A 45-year-old radio host set his studio alight and burned himself to death a week after his beloved Democratic Progressive Party (DPP) lost the presidency to its Chinese Nationalist Party (KMT) rival. The suicide of Liao Shu-hsin (廖述炘) attracted considerable attention as both supporters and detractors of president-elect Ma Ying-jeou (馬英九) are carefully weighing the impact of his victory over DPP candidate Frank Hsieh (謝長廷) in the March 22 poll.
Liao’s friends at Voice of the Ocean radio station in Sinjhuang (新莊), Taipei County, said they were convinced that he killed himself out of despair over the election result, and its dire consequences for the DPP and the nation’s sovereignty.
“He felt depressed because Taiwanese elected a Chinese as their president,” colleague Chang Chih-mei (張志梅) said. “A Chinese for him is actually a foreigner.”
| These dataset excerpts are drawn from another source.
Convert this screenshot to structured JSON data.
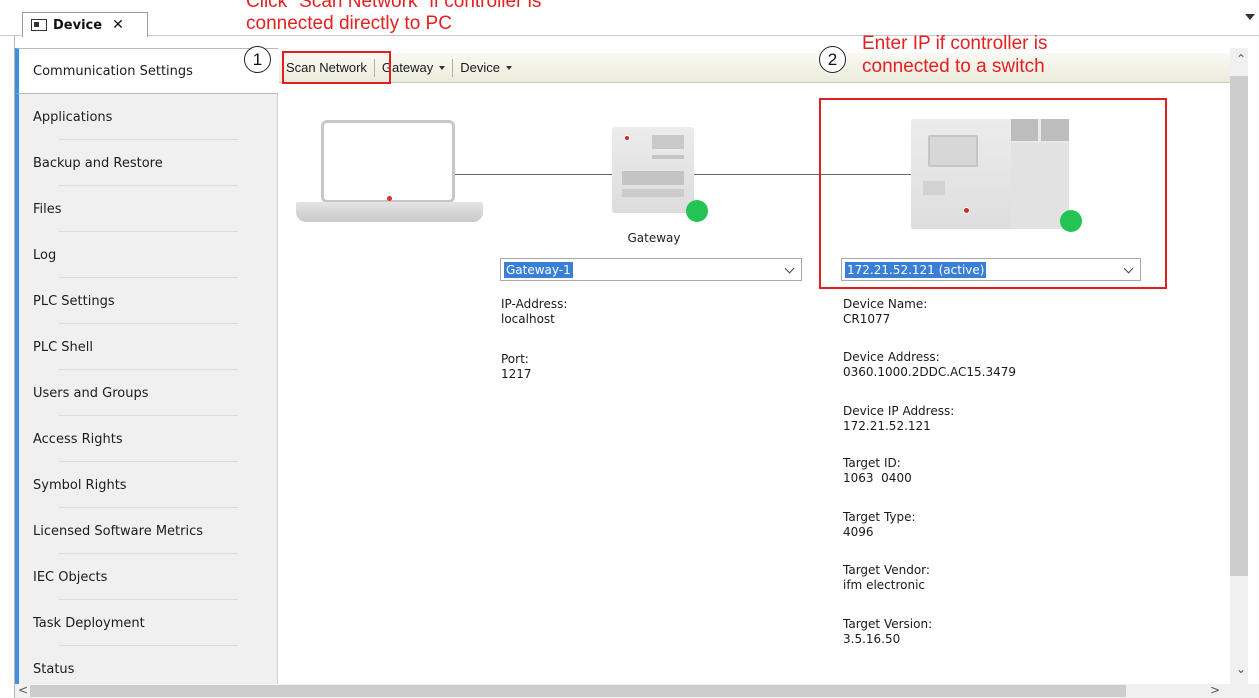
{
  "tab": {
    "label": "Device",
    "close": "✕"
  },
  "annotations": {
    "step1_number": "1",
    "step1_text_line1": "Click \"Scan Network\" if controller is",
    "step1_text_line2": "connected directly to PC",
    "step2_number": "2",
    "step2_text_line1": "Enter IP if controller is",
    "step2_text_line2": "connected to a switch",
    "color": "#e42020"
  },
  "sidebar": {
    "active_index": 0,
    "accent": "#3d8fe0",
    "items": [
      "Communication Settings",
      "Applications",
      "Backup and Restore",
      "Files",
      "Log",
      "PLC Settings",
      "PLC Shell",
      "Users and Groups",
      "Access Rights",
      "Symbol Rights",
      "Licensed Software Metrics",
      "IEC Objects",
      "Task Deployment",
      "Status"
    ]
  },
  "toolbar": {
    "scan_network": "Scan Network",
    "gateway": "Gateway",
    "device": "Device"
  },
  "gateway": {
    "caption": "Gateway",
    "selected": "Gateway-1",
    "ip_label": "IP-Address:",
    "ip_value": "localhost",
    "port_label": "Port:",
    "port_value": "1217",
    "status_color": "#22c454"
  },
  "device": {
    "selected": "172.21.52.121 (active)",
    "status_color": "#22c454",
    "properties": [
      {
        "label": "Device Name:",
        "value": "CR1077"
      },
      {
        "label": "Device Address:",
        "value": "0360.1000.2DDC.AC15.3479"
      },
      {
        "label": "Device IP Address:",
        "value": "172.21.52.121"
      },
      {
        "label": "Target ID:",
        "value": "1063  0400"
      },
      {
        "label": "Target Type:",
        "value": "4096"
      },
      {
        "label": "Target Vendor:",
        "value": "ifm electronic"
      },
      {
        "label": "Target Version:",
        "value": "3.5.16.50"
      }
    ]
  }
}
Chang said that Liao had also been unhappy with the National Communications Commission, which since last year has been continually confiscating equipment from the Voice of the Ocean’s stations in Taipei, Taoyuan and Taichung.
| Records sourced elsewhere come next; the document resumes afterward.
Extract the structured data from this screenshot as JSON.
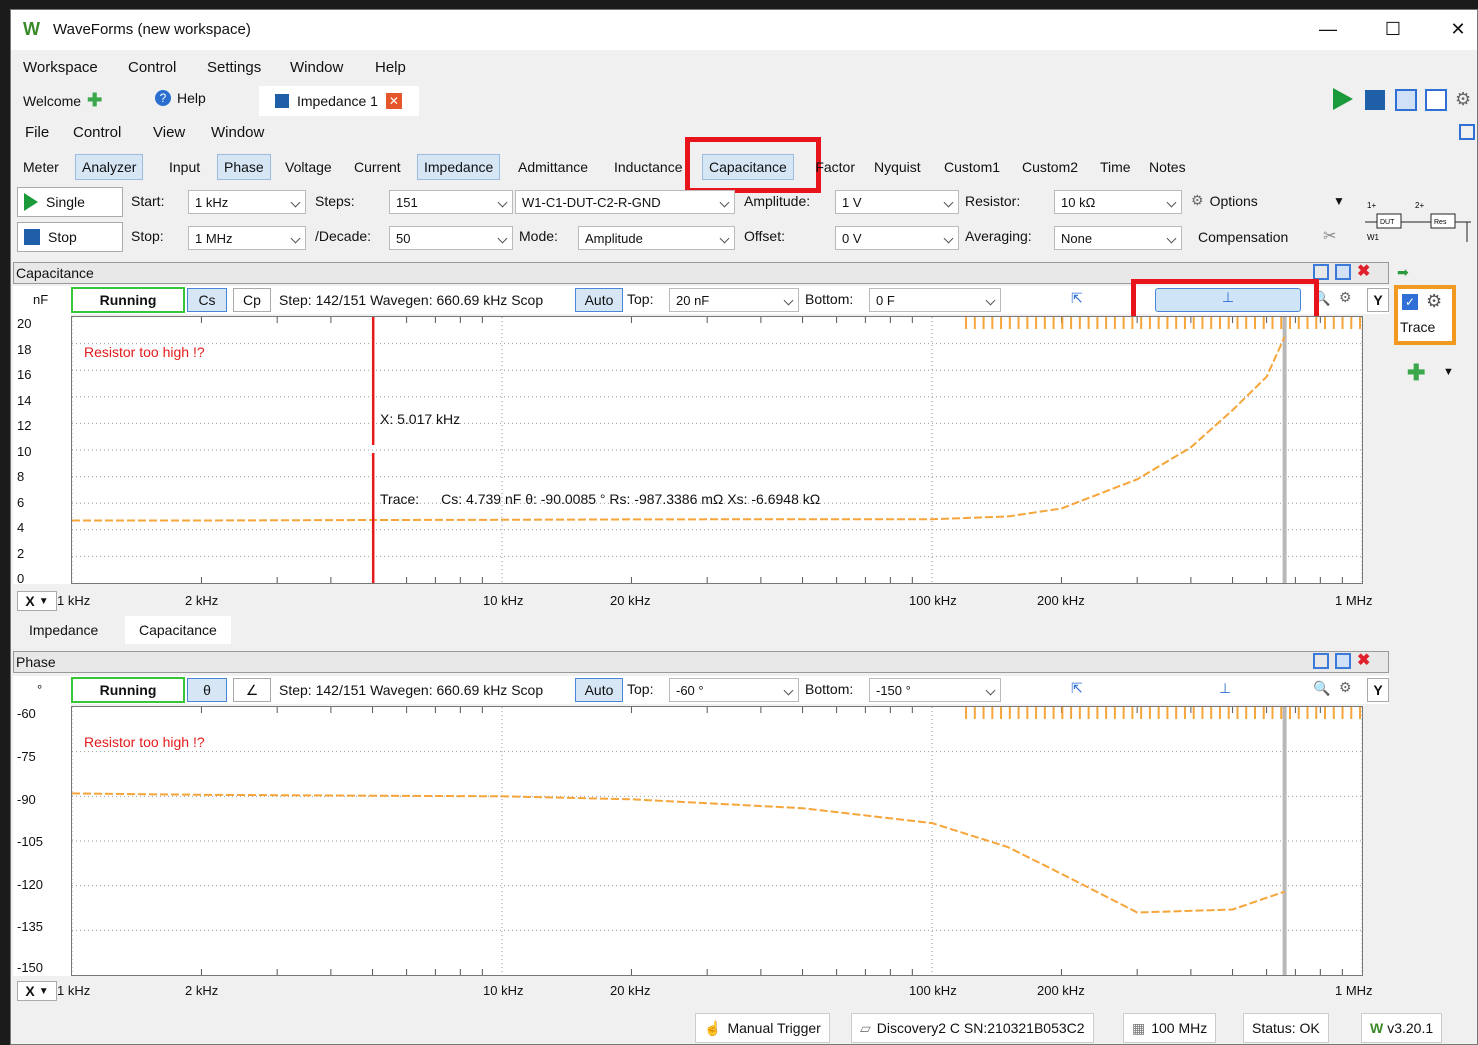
{
  "window": {
    "title": "WaveForms (new workspace)",
    "minimize": "—",
    "maximize": "☐",
    "close": "✕"
  },
  "menu": [
    "Workspace",
    "Control",
    "Settings",
    "Window",
    "Help"
  ],
  "doc_tabs": {
    "welcome": "Welcome",
    "help": "Help",
    "impedance": "Impedance 1"
  },
  "sub_menu": [
    "File",
    "Control",
    "View",
    "Window"
  ],
  "view_tabs": [
    "Meter",
    "Analyzer",
    "Input",
    "Phase",
    "Voltage",
    "Current",
    "Impedance",
    "Admittance",
    "Inductance",
    "Capacitance",
    "Factor",
    "Nyquist",
    "Custom1",
    "Custom2",
    "Time",
    "Notes"
  ],
  "view_tabs_selected": [
    "Analyzer",
    "Phase",
    "Impedance",
    "Capacitance"
  ],
  "toolbar": {
    "single": "Single",
    "stop": "Stop",
    "start_label": "Start:",
    "start_value": "1 kHz",
    "stop_label": "Stop:",
    "stop_value": "1 MHz",
    "steps_label": "Steps:",
    "steps_value": "151",
    "decade_label": "/Decade:",
    "decade_value": "50",
    "wiring_value": "W1-C1-DUT-C2-R-GND",
    "mode_label": "Mode:",
    "mode_value": "Amplitude",
    "amplitude_label": "Amplitude:",
    "amplitude_value": "1 V",
    "offset_label": "Offset:",
    "offset_value": "0 V",
    "resistor_label": "Resistor:",
    "resistor_value": "10 kΩ",
    "averaging_label": "Averaging:",
    "averaging_value": "None",
    "options": "Options",
    "compensation": "Compensation"
  },
  "capacitance_panel": {
    "title": "Capacitance",
    "unit": "nF",
    "status": "Running",
    "btn_cs": "Cs",
    "btn_cp": "Cp",
    "step_info": "Step: 142/151 Wavegen: 660.69 kHz  Scop",
    "auto": "Auto",
    "top_label": "Top:",
    "top_value": "20 nF",
    "bottom_label": "Bottom:",
    "bottom_value": "0 F",
    "y_btn": "Y",
    "x_btn": "X",
    "warning": "Resistor too high !?",
    "cursor_x": "X: 5.017 kHz",
    "trace_label": "Trace:",
    "trace_values": "Cs: 4.739 nF  θ: -90.0085 °  Rs: -987.3386 mΩ  Xs: -6.6948 kΩ",
    "y_ticks": [
      "20",
      "18",
      "16",
      "14",
      "12",
      "10",
      "8",
      "6",
      "4",
      "2",
      "0"
    ],
    "x_ticks": [
      "1 kHz",
      "2 kHz",
      "10 kHz",
      "20 kHz",
      "100 kHz",
      "200 kHz",
      "1 MHz"
    ]
  },
  "mid_tabs": [
    "Impedance",
    "Capacitance"
  ],
  "phase_panel": {
    "title": "Phase",
    "unit": "°",
    "status": "Running",
    "btn_theta": "θ",
    "btn_angle": "∠",
    "step_info": "Step: 142/151 Wavegen: 660.69 kHz  Scop",
    "auto": "Auto",
    "top_label": "Top:",
    "top_value": "-60 °",
    "bottom_label": "Bottom:",
    "bottom_value": "-150 °",
    "y_btn": "Y",
    "x_btn": "X",
    "warning": "Resistor too high !?",
    "y_ticks": [
      "-60",
      "-75",
      "-90",
      "-105",
      "-120",
      "-135",
      "-150"
    ],
    "x_ticks": [
      "1 kHz",
      "2 kHz",
      "10 kHz",
      "20 kHz",
      "100 kHz",
      "200 kHz",
      "1 MHz"
    ]
  },
  "side": {
    "trace": "Trace"
  },
  "statusbar": {
    "manual_trigger": "Manual Trigger",
    "device": "Discovery2 C SN:210321B053C2",
    "clock": "100 MHz",
    "status": "Status: OK",
    "version": "v3.20.1"
  },
  "chart_data": [
    {
      "type": "line",
      "title": "Capacitance",
      "ylabel": "nF",
      "xscale": "log",
      "xlim": [
        1000,
        1000000
      ],
      "ylim": [
        0,
        20
      ],
      "series": [
        {
          "name": "Cs",
          "color": "#f5a53a",
          "x": [
            1000,
            2000,
            5000,
            10000,
            20000,
            50000,
            100000,
            150000,
            200000,
            300000,
            400000,
            500000,
            600000,
            660690
          ],
          "y": [
            4.7,
            4.7,
            4.74,
            4.75,
            4.78,
            4.8,
            4.8,
            5.0,
            5.6,
            7.8,
            10.2,
            13.0,
            15.5,
            18.5
          ]
        }
      ]
    },
    {
      "type": "line",
      "title": "Phase",
      "ylabel": "°",
      "xscale": "log",
      "xlim": [
        1000,
        1000000
      ],
      "ylim": [
        -150,
        -60
      ],
      "series": [
        {
          "name": "θ",
          "color": "#f5a53a",
          "x": [
            1000,
            2000,
            5000,
            10000,
            20000,
            50000,
            100000,
            150000,
            200000,
            300000,
            500000,
            660690
          ],
          "y": [
            -89,
            -89.5,
            -89.8,
            -90,
            -91,
            -94,
            -99,
            -107,
            -116,
            -129,
            -128,
            -122
          ]
        }
      ]
    }
  ]
}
Throughout the election campaign, Voice of the Ocean and other DPP-allied underground stations beat out a constant drum roll of anti-Ma rhetoric, accusing him of being a pro-China politician ready to sell out the nation’s interests to Beijing.
They were particularly incensed by his support for closer economic ties with China, seeing it as the opening gambit in a carefully planned campaign to bring about unification between the sides.
Ma has said that expanded trade and investment are necessary to help jump-start the nation’s economic engine.
He insists hower that he will not discuss unification during his presidency.
Former DPP legislator Chuang Suo-hang (莊碩漢) said that the party was at a crossroads and that if it wants to return to power, it must moderate its pro-independence message to win the allegiance of key centrist voters.
Chuang and other DPP lawmakers have called for outgoing President Chen Shui-bian (陳水扁) and Hsieh to make way for a new generation of reformers, who would maintain the party’s emphasis on Taiwanese identity, while developing practical solutions to boost economic performance.
National Taipei University political scientist Hou Han-chun (侯漢君) said that Hsieh gave a hint of this during his campaign, echoing Ma’s calls for greater economic engagement with China, while insisting he would limit changes to safeguard the interests of economically vulnerable farmers and workers.
Ho said that the president-elect was now faced with the challenge of either improving the economy fast or being punished in four years in the next president election.
“Voters don’t have great patience,” he said. “If the Nationalists [KMT] fail to improve the economy quickly, they will switch to the DPP.”